Там, где твоя «мерзлость» и моя «жаркость», соединяясь, рождают прохладу.

Прохладу от испарины боли – острой боли счастья.

Не выдержав ее, однажды растает маленький ледяной мальчик внутри тебя, сойдя вовне последними слезами.

Тогда ты не будешь больше мерзнуть, а я – изнывать от жара.

И это будет совсем другая история.

Пеленг взгляда

На лекциях мы сидим с ней рядом.

В перерывах – как сейчас – завариваем молотый кофе прямо в чашках: моя – белая, ее – коричневая, керамическая. Накрываем чашки тетрадкой. Пусть кофе «запарится» получше.

Пока ждем, обмениваемся парой шуток.

Вернее, шутит всегда она, Лика.

Она создает шутки из ничего: из витающих морфем, обмолвок и скуки завихряет сюжетик, маленькой юлой мчащий смыслы к пределу бессмысленности – жить смешно.

Размешиваю кофе – крепкая кремовая пенка всплывает, а молотые зерна оседают. Можно пить. В конце – осторожно, мелкими глоточками, чтобы не задеть гущу, это немного неприятно.

Лика умна. Остро. Иронично. Саркастично. Метко. Умна.

Какой бы препод ни читал лекцию – всегда набредает взглядом в Ликины глаза и потом уже читает только ей.

Ликины глаза не то чтобы какие-то особенные…

Ну, красивые, да.

Если смотреть близко – зеленовато-карие, в смелых ресницах.

Но когда она слушает…

Когда она тебя слушает, ее глаза – это нежный бог, внимающий тебе, видящий тебя до дна. Бог, на время аудиенции принадлежащий тебе, и только тебе.

Лика, конечно, знает, как действует на лекторов ее взгляд. Но не пользуется этим, нет, а, как бы это сказать… служит, что ли, этим даром.

«Понимаешь, – объясняла она мне, – их ведь нечасто слушают хорошо. Одни студиозусы скучают, другие стараются лектора подловить, третьи себя показать, покуражиться. А ведь умнейшая профессура. Век бы их слушала и все эти мысли впитывала».

Слушает. Впитывает. В эмоциональном резонансе со спикером всегда. Даже на слабоватых лекторов это действует как-то возвышающе.

А сейчас у нас часовой перерыв между парами. Мы сидим на старом подоконнике величиной с лестничную площадку, смотрим с шестого этажа на темную Фонтанку внизу, пьем кофе.

Мне хорошо с Ликой. В наше время многосмысленности слов стоит уточнить: мне хорошо с ней простым человеческим «хорошо», без всяких «розовых» оттенков хорошести.

– Хочешь, расскажу, как я впервые узнала, каким образом действую на учителей? – спрашивает Лика.

Хочу ли я? Я хочу знать о ней все. Все, что мне можно знать.

– Мы учились в восьмом классе, – уже скользит в прошлое Лика. – В школу пришел новый учитель истории. Пришел сразу после института. Вообще-то он учился в аспирантуре и вел уроки у старшеклассников, так было нужно для его исследований.

Было ему лет двадцать пять. Или двадцать шесть – не суть.

Высокий, даже длинный. Смуглый, темноволосый. Ужасно умный. Ну просто ужасно. И он так всегда чуть брезгливо читал нам урок, скучающе опрашивал. Михаил Максимович. Мих-Макс.

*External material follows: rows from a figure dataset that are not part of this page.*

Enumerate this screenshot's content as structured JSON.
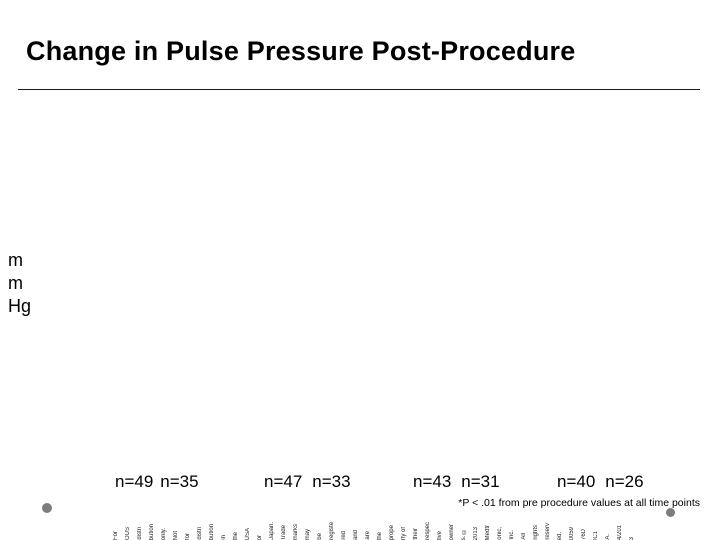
{
  "slide": {
    "title": "Change in Pulse Pressure Post-Procedure",
    "y_axis_label_lines": [
      "m",
      "m",
      "Hg"
    ],
    "groups": [
      {
        "pre": "n=49",
        "post": "n=35"
      },
      {
        "pre": "n=47",
        "post": "n=33"
      },
      {
        "pre": "n=43",
        "post": "n=31"
      },
      {
        "pre": "n=40",
        "post": "n=26"
      }
    ],
    "footnote": "*P < .01 from pre procedure values at all time points",
    "footer_tokens": [
      "For",
      "OUS",
      "distri",
      "bution",
      "only.",
      "Not",
      "for",
      "distri",
      "bution",
      "in",
      "the",
      "USA",
      "or",
      "Japan.",
      "Trade",
      "marks",
      "may",
      "be",
      "registe",
      "red",
      "and",
      "are",
      "the",
      "prope",
      "rty of",
      "their",
      "respec",
      "tive",
      "owner",
      "s. ©",
      "2013",
      "Medtr",
      "onic,",
      "Inc.",
      "All",
      "rights",
      "reserv",
      "ed.",
      "0059",
      "76D",
      "/C1",
      "A.",
      "4/201",
      "3"
    ],
    "colors": {
      "text": "#000000",
      "rule": "#1a1a1a",
      "corner_dot_gray": "#7d7d7d"
    }
  },
  "chart_data": {
    "type": "bar",
    "title": "Change in Pulse Pressure Post-Procedure",
    "ylabel": "mm Hg",
    "categories": [],
    "series": [],
    "group_sample_sizes": [
      [
        "n=49",
        "n=35"
      ],
      [
        "n=47",
        "n=33"
      ],
      [
        "n=43",
        "n=31"
      ],
      [
        "n=40",
        "n=26"
      ]
    ],
    "annotation": "*P < .01 from pre procedure values at all time points",
    "note": "plot area is blank in the screenshot; no bars, axis ticks, or numeric values are visible"
  }
}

У него еще такие очки были огромные, с тонированными линзами. Очень стильные очки.

Вообще одет был как-то по-нездешнему. Черный велюровый костюм, узкие лаковые ботинки, галстуки, затканные арабским орнаментом, рубашки тверденькие такие.

Потом мы узнали, что его родители служили за границей.

Он ухаживал за большеротой учительницей по инглишу и надменно пялился на хорошеньких старшеклассниц.

В нашем классе он запал на Галку. Галка была глуповата, но очень похожа на Барбару Брыльску. Такая породистая девушка, видная.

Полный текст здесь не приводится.